The most famous court case held in the building occurred in January 1878 as part of Ex Parte Virginia. Burwell Reynolds age nineteen and Lee age seventeen were children of Kitty Reynolds. On November 29, 1877, at the end of Reconstruction after the Civil War the Reynolds brothers got into a fight with the white brothers Green and Aaron Shelton near the present day site of the Patrick County Schools bus maintenance garage. The cause of the altercation was verbal harassment by the Shelton boys directed at a school for former slaves at the site overlooking Campbell’s Branch.
Aaron Shelton knocked Lee Reynolds over a log near the road and Burwell stabbed the former with a knife resulting in Shelton’s death the next day. In April 1878, Patrick County tried the two Reynolds brothers separately. Judge William Treadway presided and with all white juries even though attorneys for the brothers Andrew M. Lybrook and William Martin asked the juries to be one third black. The court found Burwell guilty of first degree murder after a second trial. Lee received an eighteen-year sentence for second-degree murder after a second trial. The attorneys petitioned Judge Alexander Rives of the Federal District of Western Virginia to move the cases to federal court because the state court denied the defendant’s rights due to a lack of blacks on the juries and they could not receive a fair trial in Patrick County due to their race.
On November 18, 1878, Deputy U. S. Marshall O. R. Wooten arrived in Stuart to take the Reynolds brothers under his protection. This set off a chain of events that ended up in the U.S. Supreme Court. Editorials in newspaper and Resolutions in the Virginia General Assembly said Judge Rives actions were a "Federal usurpation of power" and "unwarranted by the Constitution." Virginia’s Attorney General asked Congress to pass legislation to prevent Federal courts from "usurping" the power of state courts. Newspapers as far away as Baltimore and New York commented on the case that began as a senseless killing in Patrick County.

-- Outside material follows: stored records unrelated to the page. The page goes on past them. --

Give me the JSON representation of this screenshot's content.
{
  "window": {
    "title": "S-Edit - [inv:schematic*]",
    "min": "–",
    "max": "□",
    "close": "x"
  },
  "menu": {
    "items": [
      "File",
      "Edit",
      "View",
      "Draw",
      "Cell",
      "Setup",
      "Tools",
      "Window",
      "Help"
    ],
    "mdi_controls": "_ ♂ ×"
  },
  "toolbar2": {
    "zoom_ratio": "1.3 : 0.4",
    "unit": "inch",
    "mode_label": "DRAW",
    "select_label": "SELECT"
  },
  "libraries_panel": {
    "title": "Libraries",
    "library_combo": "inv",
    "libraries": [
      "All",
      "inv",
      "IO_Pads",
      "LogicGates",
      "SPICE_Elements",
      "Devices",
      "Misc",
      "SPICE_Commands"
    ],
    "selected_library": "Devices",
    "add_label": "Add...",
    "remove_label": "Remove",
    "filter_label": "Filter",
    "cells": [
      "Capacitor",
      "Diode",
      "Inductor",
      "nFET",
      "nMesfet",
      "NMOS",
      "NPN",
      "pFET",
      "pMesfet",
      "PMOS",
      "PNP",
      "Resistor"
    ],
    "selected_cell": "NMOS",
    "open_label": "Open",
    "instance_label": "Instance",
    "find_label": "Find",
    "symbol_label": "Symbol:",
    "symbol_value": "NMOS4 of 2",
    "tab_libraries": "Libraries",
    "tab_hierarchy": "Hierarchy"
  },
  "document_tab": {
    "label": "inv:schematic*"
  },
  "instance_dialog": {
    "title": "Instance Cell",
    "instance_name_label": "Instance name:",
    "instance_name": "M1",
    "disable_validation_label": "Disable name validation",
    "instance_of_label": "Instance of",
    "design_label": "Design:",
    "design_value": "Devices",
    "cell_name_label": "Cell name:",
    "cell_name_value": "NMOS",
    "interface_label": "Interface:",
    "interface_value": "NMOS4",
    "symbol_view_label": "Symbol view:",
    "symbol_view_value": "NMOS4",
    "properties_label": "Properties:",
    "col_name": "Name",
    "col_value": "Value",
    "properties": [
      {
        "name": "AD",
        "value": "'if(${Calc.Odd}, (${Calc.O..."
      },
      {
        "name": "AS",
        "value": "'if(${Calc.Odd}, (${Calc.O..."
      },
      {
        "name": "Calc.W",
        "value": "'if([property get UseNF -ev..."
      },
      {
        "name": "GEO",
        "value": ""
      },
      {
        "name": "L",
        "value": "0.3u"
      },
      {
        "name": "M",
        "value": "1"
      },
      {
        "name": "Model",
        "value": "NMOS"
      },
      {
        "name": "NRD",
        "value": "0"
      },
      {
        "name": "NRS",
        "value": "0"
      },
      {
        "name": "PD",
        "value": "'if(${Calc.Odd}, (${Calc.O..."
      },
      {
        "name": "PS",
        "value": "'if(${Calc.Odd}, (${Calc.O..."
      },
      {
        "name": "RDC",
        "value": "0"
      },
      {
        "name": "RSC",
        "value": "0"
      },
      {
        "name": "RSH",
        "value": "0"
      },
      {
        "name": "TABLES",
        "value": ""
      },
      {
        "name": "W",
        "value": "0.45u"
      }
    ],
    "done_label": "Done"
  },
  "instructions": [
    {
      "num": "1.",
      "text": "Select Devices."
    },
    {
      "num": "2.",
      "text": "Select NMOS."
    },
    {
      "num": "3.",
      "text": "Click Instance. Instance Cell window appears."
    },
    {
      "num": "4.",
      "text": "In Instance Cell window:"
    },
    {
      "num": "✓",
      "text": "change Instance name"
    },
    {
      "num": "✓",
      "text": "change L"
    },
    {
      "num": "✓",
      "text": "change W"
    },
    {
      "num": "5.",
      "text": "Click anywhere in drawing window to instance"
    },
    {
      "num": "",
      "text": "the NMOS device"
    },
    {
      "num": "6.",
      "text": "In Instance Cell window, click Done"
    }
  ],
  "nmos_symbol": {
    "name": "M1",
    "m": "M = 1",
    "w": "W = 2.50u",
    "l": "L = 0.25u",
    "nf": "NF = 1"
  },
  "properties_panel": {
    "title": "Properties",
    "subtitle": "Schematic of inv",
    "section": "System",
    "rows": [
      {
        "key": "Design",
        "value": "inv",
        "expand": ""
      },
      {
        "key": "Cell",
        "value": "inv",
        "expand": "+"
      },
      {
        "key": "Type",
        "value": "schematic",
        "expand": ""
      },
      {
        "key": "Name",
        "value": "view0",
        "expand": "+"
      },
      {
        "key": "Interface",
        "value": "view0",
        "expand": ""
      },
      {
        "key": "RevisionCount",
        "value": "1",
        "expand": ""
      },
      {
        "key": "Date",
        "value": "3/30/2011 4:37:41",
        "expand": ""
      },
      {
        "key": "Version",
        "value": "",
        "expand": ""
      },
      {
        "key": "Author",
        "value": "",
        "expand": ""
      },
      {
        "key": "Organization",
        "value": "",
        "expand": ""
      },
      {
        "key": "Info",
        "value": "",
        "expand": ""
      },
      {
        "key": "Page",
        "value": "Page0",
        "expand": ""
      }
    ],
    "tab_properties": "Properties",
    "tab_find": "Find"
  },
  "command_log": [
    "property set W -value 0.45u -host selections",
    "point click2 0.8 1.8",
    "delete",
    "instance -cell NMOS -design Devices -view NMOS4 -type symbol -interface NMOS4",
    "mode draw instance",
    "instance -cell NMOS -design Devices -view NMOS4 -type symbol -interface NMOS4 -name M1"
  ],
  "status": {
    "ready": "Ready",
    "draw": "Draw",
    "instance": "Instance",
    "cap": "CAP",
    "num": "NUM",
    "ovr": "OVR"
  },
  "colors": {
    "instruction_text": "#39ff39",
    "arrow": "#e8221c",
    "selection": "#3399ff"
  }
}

Judge Rives responded by calling two grand juries that included black men that eventually indicted judges in Amherst, Appomattox, Bedford, Botetourt, Buckingham, Campbell, Charlotte, Franklin, Fluvanna, Halifax, Henry, Nelson and Roanoke counties including Judge James D. Coles of Pittsylvania County and Judge Samuel G. Staples of Patrick County for excluding African-Americans from juries violating the Civil Rights Act of 1875 and the Fourteenth Amendment to the United States Constitution, which guaranteed "equal protection of the law."
Of all the judges arrested only Judge James Doddridge Coles of Pittsylvania County refused bail and petitioned the U. S. Supreme Court for a writ of habeas corpus claiming he had not violated any law becoming a case forever known as Ex Parte Virginia. On March 15, 1880, the Supreme Court denied the petition, thus upholding Judge Rives actions as part of decisions on three separate cases commonly referred to as "The Civil Rights Cases" that set precedents for the protection of rights for the former slaves. The courthouse in Chatham received National Landmark status in 1987 due to this case instead of Patrick mainly because the National Park Service did not dig deep enough to find the roots of the case were in Patrick County.
Further information can be found in the writings of Herman Melton’s Pittsylvania County’s Historic Courthouse: The Story Behind Ex Parte Virginia and "Thirty-Nine Lashes-Well Laid On:" Crime and Punishment in Southside Virginia 1750-1950. Burwell Reynolds received a sentence of five years for manslaughter for killing Aaron Shelton. Patrick County did not prosecute Lee Reynolds and released him.
                In the kitchen of the Reynolds Homestead hangs a picture of Kitty Reynolds, the slave that traditions says saved the life of Hardin Reynolds. She distracted a raging bull along enough for the father of R. J. to escape danger, but it as a mother than she should be more famous.